I turned back to Candy, who was standing only a couple of feet behind me.

“Well?”

“Well what?” she said, looking up at me.

“Didn’t you hear them?”

“I heard them.”

“You still say you did it?”

“I did it.”

“You’re lying, Candy. You know I know you’re lying.”

She got angry now. She told me she didn’t care whether I believed her or not. She told me that Charlie and Beau had gotten into a fight back there in the fields, and Charlie had run up here to Mathu’s house. She was here talking to Mathu.

Charlie had been here only a minute or two when Beau came after him with a shotgun. She told him not to come into the yard, he did, and she took Mathu’s gun and shot him. She said she didn’t care who didn’t believe her, that’s the way it happened.

“And what are they doing here?” I asked her.

“To protect me, I suppose.”

“Since when?”

She couldn’t answer that. I looked down at Beau, at the flies gathered on his chest.

“Can’t somebody at least bring something out here to cover him up?” I said.

“Corrine,” Candy called to the woman on the porch. “Go inside and get me a sheet or something.”

Corrine, wearing a gray dress that could have been blue or purple once, got up from the rocker and went inside the house.
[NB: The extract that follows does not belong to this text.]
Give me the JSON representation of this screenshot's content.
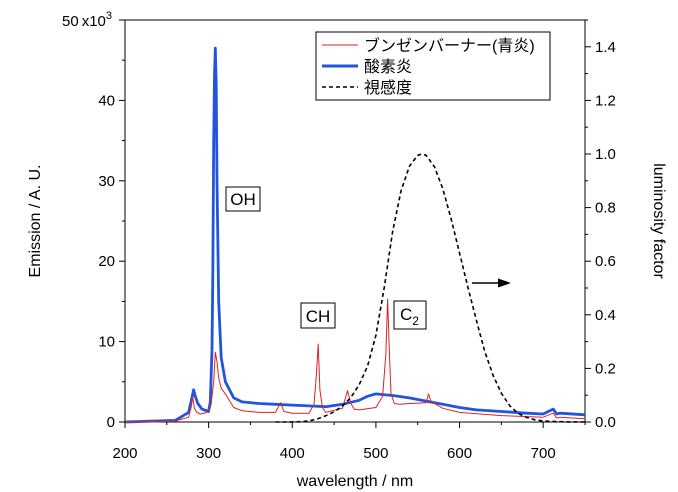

A moment later she returned carrying a bedspread that could have been green, pink, blue, or purple once, but now it, too, had faded to a dull gray like the dress that she wore. She reached it toward one of the men nearest the porch, and he brought it to me. I watched him as he came toward me, but he avoided my eyes. After passing me the spread, he returned to the porch to take his post.

“You called Mapes?” I asked Candy.

“Miss Merle was down here,” she said. “I told her to call him after you went by.”

“For God’s sake, Candy, before Mapes gets here, tell me the truth. Did Mathu do this?”

“I’ve already told you the truth,” she said. “I did it.”

“Fix is going to demand a nigger’s blood, Candy. You know that, don’t you?”